Toplumcu Diş Hekimleri
Bölgede hali hazırda koordinasyonu oluşturmuş ve acil sağlık hizmetleri de dahil çeşitli alanlarda faaliyetlerine başlamış olan Türk Tabipleri Birliği (TTB) ve Sağlık ve Sosyal Hizmet Emekçileri Sendikası (SES) ile onların çalışmalarını yürüttüğü alanda bir ağız-diş sağlığı kliniği kurulması konusunda görüşmeler gerçekleştirdik. Topluluk üyelerimiz ve çevremizdeki dostlarımızın katkılarıyla birlikte kliniğin kurulması için gerekli demirbaş ve sarf malzemelerini temin etmeye başladık. Sahra kliniğinin fiziki koşulları gereği, asepsi- antisepsinin sağlanmasının zorluğu düşünülerek her işlemin yapılamayacağından bir triyaj prosedürü geliştirdik. Bu çalışmada bizimle dayanışmak isteyen topluluk dışındaki meslektaşlarımıza ulaşmak için sosyal medya çağrıları yapıldı ve dönüşlere göre bir zaman çizelgesi oluşturularak klinikteki hekim sirkülasyonu planlamasını yaptık.
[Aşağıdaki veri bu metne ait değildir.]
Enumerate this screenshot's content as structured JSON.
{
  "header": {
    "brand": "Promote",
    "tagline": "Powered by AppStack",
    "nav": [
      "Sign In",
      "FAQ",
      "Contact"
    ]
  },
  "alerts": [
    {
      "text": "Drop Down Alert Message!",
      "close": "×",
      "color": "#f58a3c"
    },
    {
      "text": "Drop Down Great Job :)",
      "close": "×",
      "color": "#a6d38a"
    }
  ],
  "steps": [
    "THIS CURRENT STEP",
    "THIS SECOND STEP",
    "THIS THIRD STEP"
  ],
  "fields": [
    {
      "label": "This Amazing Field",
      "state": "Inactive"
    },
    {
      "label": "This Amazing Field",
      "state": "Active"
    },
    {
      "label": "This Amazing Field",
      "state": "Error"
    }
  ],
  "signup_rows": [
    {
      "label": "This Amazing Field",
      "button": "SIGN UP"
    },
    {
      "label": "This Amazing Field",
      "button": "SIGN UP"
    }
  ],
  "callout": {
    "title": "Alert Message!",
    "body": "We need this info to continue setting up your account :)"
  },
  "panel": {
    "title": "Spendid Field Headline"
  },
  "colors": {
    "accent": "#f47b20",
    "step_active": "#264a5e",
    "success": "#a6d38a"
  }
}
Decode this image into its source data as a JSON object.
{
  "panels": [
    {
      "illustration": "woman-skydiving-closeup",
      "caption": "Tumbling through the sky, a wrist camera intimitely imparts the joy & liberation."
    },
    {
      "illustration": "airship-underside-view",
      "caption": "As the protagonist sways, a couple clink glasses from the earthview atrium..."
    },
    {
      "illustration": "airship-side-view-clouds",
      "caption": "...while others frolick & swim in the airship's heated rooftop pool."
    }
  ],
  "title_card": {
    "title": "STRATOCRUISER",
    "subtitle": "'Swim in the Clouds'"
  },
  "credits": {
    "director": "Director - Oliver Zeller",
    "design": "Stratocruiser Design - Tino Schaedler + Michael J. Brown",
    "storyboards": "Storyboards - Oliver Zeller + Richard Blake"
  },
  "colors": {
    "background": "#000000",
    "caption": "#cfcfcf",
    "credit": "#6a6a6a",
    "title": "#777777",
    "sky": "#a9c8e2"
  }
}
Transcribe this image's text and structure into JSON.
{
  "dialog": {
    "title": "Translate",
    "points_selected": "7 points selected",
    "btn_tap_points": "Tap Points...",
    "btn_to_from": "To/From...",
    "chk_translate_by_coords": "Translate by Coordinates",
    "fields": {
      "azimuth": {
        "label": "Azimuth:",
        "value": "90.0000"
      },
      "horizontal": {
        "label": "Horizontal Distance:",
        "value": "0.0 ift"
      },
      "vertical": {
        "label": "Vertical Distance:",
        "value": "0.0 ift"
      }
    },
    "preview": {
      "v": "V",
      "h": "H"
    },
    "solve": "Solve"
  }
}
Kliniğin kurulması için maddi koşullar el verdiği noktada birinci grup arkadaşlarımız bölgeye giderek Defne’deki TTB-SES koordinasyonuyla birebir temasa geçti ve klinik için mekânsal ayarlamaları yaptı. Kliniğin kurulduğu fakat henüz hasta almaya hazır olmadığı aralıkta koordinasyonun bölgede yürüttüğü saha taramalarına arkadaşlarımız destek verdi ve sonrasında da iş bölümü yaparak bu taramalara destek vermeye devam ettik. Defne’de ördüğümüz dayanışmayı uygulamalı bir halk sağlığı çalışması olarak değerlendiriyoruz. Bu hususta esas tartışmamız devletin boş bıraktığı alanda mevcut eksik ve gedikleri yamamak değil, çürümüş düzene alternatif bir aklın varlığını ve toplumdan yana bir ağız-diş sağlığının mümkün olduğunu göstermenin gerekliliğiydi.
Mücadeleye devam
Bugün gelinen noktada iktidar deprem bölgesinin ve özel olarak Hatay’ın yeniden inşasında sermayenin çıkarları doğrultusunda adım atmaya devam ediyor. Hem deprem sürecinde hem sonrasında bölgede dayanışmayı büyüten insanları ve kurumları engellemeye çalıştı. İnsanları enkazların altında ölüme terk eden Saray Rejimi günler sonrasında Defne Sevgi Parkı’ndaki koordinasyonu dağıtmak, diğer illerdeki dayanışma faaliyetlerine kayyum atamak gibi türlü yöntemlerle sahaya çıktı. Kısıtlı imkanlarla kurulan revirleri ve gönüllü sağlık hizmetlerini engellemek için girişimlerde ve tehditlerde bulundu. Neticede göstermelik yargılamaların yapıldığı, etkili bir yargılama süreci yürütülmediği, sözde ceza verdikleri kimi sorumluların tahliye edildiği, hiçbir kamu görevlisinin yargılanmadığı, hala enkazın altında cenazelerin bulunduğu, kayıpların sayısının net bilinemediği karanlık bir yılı arkamızda bıraktık. Ama bunların hiçbirisini ve on binlerce yurttaşımızın ölümüne sebep olanları unutmadık, affetmedik. Halka karşı suç işleyenlerin hesap vermesi için mücadelemize devam edeceğiz.